MutableList works internally with LinkedList instead, an (openly, not like ::) mutable linked list implementation which knows of its element and successor (like ::). MutableList also keeps pointers to the first and last element, but toList returns in linear time, as the resulting List is constructed from the LinkedList. Thus, it doesn't need to reinitialize the buffer after a List has been exported.
Given your requirements, I'd say ListBuffer and MutableList are equivalent. If you want to export their internal list at some point, then ask yourself where you want the overhead: when you export the list, and then no overhead if you go on mutating buffer (then go for MutableList), or only if you mutable the buffer again, and none at export time (then go for ListBuffer).
My guess is that in the 2.8 collection overhaul, MutableList predated ListBuffer and the whole Builder system. Actually, MutableList is predominantly useful from within the collection.mutable package: it has a private[mutable] def toLinkedList method which returns in constant time, and can thus efficiently be used as a delegated builder for all structures that maintain a LinkedList internally.
So I'd also recommend ListBuffer, as it may also get attention and optimization in the future than “purely mutable” structures like MutableList and LinkedList.
This gives you an overview of the performance characteristics: http://www.scala-lang.org/docu/files/collections-api/collections.html ; interestingly, MutableList and ListBuffer do not differ there.
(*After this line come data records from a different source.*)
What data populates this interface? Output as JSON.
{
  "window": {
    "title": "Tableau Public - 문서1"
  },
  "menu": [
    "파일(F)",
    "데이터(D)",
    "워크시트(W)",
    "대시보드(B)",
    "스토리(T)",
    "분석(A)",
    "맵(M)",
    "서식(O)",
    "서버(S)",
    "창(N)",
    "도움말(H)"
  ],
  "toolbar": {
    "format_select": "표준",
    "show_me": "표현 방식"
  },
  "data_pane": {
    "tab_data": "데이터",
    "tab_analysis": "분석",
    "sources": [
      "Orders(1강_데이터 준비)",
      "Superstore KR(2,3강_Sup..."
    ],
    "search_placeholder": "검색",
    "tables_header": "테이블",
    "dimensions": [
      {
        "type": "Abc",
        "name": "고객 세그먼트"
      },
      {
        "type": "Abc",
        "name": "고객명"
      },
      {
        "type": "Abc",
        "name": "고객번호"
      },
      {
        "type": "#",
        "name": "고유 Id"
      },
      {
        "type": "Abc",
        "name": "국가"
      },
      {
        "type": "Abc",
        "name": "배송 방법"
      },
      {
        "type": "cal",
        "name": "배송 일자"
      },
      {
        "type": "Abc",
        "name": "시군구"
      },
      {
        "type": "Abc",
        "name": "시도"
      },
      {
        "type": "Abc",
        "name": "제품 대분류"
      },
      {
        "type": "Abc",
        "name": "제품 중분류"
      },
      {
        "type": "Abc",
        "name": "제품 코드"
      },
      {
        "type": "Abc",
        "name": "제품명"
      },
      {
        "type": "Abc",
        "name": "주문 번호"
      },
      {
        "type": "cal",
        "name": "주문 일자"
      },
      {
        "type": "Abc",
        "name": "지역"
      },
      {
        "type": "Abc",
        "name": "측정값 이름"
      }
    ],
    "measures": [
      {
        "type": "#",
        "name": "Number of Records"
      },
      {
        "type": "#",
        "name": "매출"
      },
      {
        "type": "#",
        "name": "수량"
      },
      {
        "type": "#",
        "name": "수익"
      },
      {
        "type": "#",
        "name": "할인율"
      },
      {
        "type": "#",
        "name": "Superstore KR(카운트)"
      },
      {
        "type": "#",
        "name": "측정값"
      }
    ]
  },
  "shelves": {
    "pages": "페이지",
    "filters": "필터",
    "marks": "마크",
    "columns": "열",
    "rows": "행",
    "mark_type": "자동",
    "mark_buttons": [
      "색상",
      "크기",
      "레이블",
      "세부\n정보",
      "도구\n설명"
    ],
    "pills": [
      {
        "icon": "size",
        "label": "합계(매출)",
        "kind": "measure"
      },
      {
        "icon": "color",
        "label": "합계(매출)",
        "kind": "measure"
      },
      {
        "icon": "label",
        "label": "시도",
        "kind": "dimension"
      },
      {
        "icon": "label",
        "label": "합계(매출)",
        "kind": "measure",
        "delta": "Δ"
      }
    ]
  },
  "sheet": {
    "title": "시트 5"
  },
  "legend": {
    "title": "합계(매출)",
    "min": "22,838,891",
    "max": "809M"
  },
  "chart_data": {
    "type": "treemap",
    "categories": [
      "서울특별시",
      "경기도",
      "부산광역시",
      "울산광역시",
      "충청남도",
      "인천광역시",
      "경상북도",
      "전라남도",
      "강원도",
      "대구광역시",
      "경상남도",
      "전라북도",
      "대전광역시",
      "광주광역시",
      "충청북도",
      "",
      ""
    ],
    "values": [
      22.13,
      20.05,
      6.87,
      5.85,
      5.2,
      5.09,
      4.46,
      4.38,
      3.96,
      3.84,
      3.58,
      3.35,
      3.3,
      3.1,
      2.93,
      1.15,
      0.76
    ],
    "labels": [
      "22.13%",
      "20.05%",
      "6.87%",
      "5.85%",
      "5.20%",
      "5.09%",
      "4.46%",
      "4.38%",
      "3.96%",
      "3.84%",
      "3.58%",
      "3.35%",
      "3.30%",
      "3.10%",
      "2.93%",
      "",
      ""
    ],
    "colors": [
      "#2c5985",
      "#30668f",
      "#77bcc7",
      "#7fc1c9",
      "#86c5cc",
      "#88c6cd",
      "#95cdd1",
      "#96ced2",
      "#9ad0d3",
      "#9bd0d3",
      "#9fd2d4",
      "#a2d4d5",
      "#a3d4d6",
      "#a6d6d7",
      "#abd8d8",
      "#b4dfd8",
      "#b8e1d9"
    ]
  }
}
The documentation of MutableList says it is used internally as base class for Stack and Queue, so maybe ListBuffer is more the official class from the user perspective?
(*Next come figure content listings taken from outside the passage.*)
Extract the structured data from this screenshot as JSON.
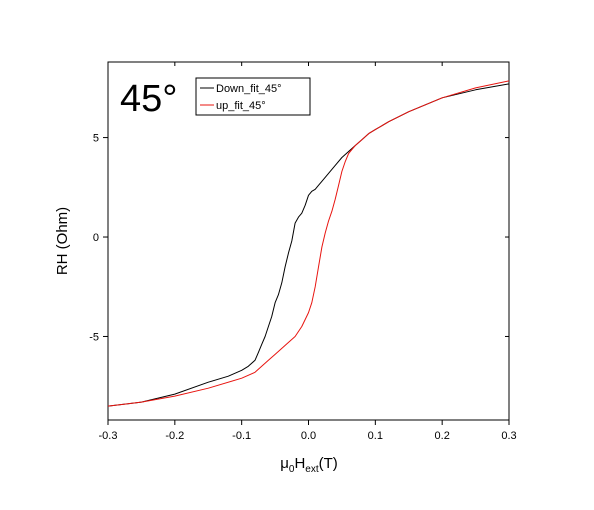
{
  "chart_data": {
    "type": "line",
    "title": "",
    "annotation": "45°",
    "xlabel": {
      "prefix": "μ",
      "sub1": "0",
      "mid": "H",
      "sub2": "ext",
      "suffix": "(T)"
    },
    "ylabel": "RH (Ohm)",
    "xlim": [
      -0.3,
      0.3
    ],
    "ylim": [
      -9.2,
      8.8
    ],
    "xticks": [
      -0.3,
      -0.2,
      -0.1,
      0.0,
      0.1,
      0.2,
      0.3
    ],
    "xtick_labels": [
      "-0.3",
      "-0.2",
      "-0.1",
      "0.0",
      "0.1",
      "0.2",
      "0.3"
    ],
    "yticks": [
      -5,
      0,
      5
    ],
    "ytick_labels": [
      "-5",
      "0",
      "5"
    ],
    "grid": false,
    "legend_position": "top-left",
    "series": [
      {
        "name": "Down_fit_45°",
        "color": "#000000",
        "x": [
          -0.3,
          -0.25,
          -0.2,
          -0.15,
          -0.12,
          -0.1,
          -0.09,
          -0.08,
          -0.075,
          -0.07,
          -0.065,
          -0.06,
          -0.055,
          -0.05,
          -0.045,
          -0.04,
          -0.035,
          -0.03,
          -0.025,
          -0.02,
          -0.015,
          -0.01,
          -0.005,
          0.0,
          0.005,
          0.01,
          0.015,
          0.02,
          0.03,
          0.04,
          0.05,
          0.06,
          0.07,
          0.08,
          0.09,
          0.1,
          0.12,
          0.15,
          0.2,
          0.25,
          0.3
        ],
        "y": [
          -8.5,
          -8.3,
          -7.9,
          -7.3,
          -7.0,
          -6.7,
          -6.5,
          -6.2,
          -5.8,
          -5.4,
          -5.0,
          -4.5,
          -4.0,
          -3.3,
          -2.9,
          -2.3,
          -1.5,
          -0.8,
          -0.2,
          0.7,
          1.0,
          1.2,
          1.6,
          2.1,
          2.3,
          2.4,
          2.6,
          2.8,
          3.2,
          3.6,
          4.0,
          4.3,
          4.6,
          4.9,
          5.2,
          5.4,
          5.8,
          6.3,
          7.0,
          7.4,
          7.7
        ]
      },
      {
        "name": "up_fit_45°",
        "color": "#e8140f",
        "x": [
          -0.3,
          -0.25,
          -0.2,
          -0.15,
          -0.1,
          -0.08,
          -0.07,
          -0.06,
          -0.05,
          -0.04,
          -0.03,
          -0.02,
          -0.01,
          0.0,
          0.005,
          0.01,
          0.015,
          0.02,
          0.025,
          0.03,
          0.035,
          0.04,
          0.045,
          0.05,
          0.055,
          0.06,
          0.065,
          0.07,
          0.08,
          0.09,
          0.1,
          0.12,
          0.15,
          0.2,
          0.25,
          0.3
        ],
        "y": [
          -8.5,
          -8.3,
          -8.0,
          -7.6,
          -7.1,
          -6.8,
          -6.5,
          -6.2,
          -5.9,
          -5.6,
          -5.3,
          -5.0,
          -4.5,
          -3.8,
          -3.3,
          -2.5,
          -1.5,
          -0.5,
          0.2,
          0.8,
          1.3,
          1.9,
          2.6,
          3.3,
          3.8,
          4.2,
          4.4,
          4.6,
          4.9,
          5.2,
          5.4,
          5.8,
          6.3,
          7.0,
          7.5,
          7.85
        ]
      }
    ]
  }
}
You want a list (why a list?) that is growable and shrinkable, and you want constant append and prepend. Well, Buffer, a trait, has constant append and prepend, with most other operations linear. I'm guessing that ListBuffer, a class that implements Buffer, has constant time removal of the first element.
So, my own recommendation is for ListBuffer.
First, lets go over some of the relevant types in Scala
List - An Immutable collection. A Recursive implementation i.e . i.e An instance of list has two primary elements the head and the tail, where the tail references another List.
List[T]
head: T
tail: List[T] //recursive
LinkedList - A mutable collection defined as a series of linked nodes, where each node contains a value and a pointer to the next node.
Node[T]
value: T
next: Node[T] //sequential
LinkedList[T]
first: Node[T]
List is a functional data structure (immutability) compared to LinkedList which is more standard in imperative languages.
Now, lets look at
ListBuffer - A mutable buffer implementation backed by a List.
MutableList - An implementation based on LinkedList ( Would have been more self explanatory if it had been named LinkedListBuffer instead )
They both offer similar complexity bounds on most operations.
However, if you request a List from a MutableList, then it has to convert the existing linear representation into the recursive representation which takes O(n) which is what #Jean-Philippe Pellet points out. But, if you request a Seq from MutableList the complexity is O(1).
So, IMO the choice narrows down to the specifics of your code and your preference. Though, I suspect there is a lot more List and ListBuffer out there.
Note that ListBuffer is final/sealed, while you can extend MutableList.
Depending on your application, extensibility may be useful.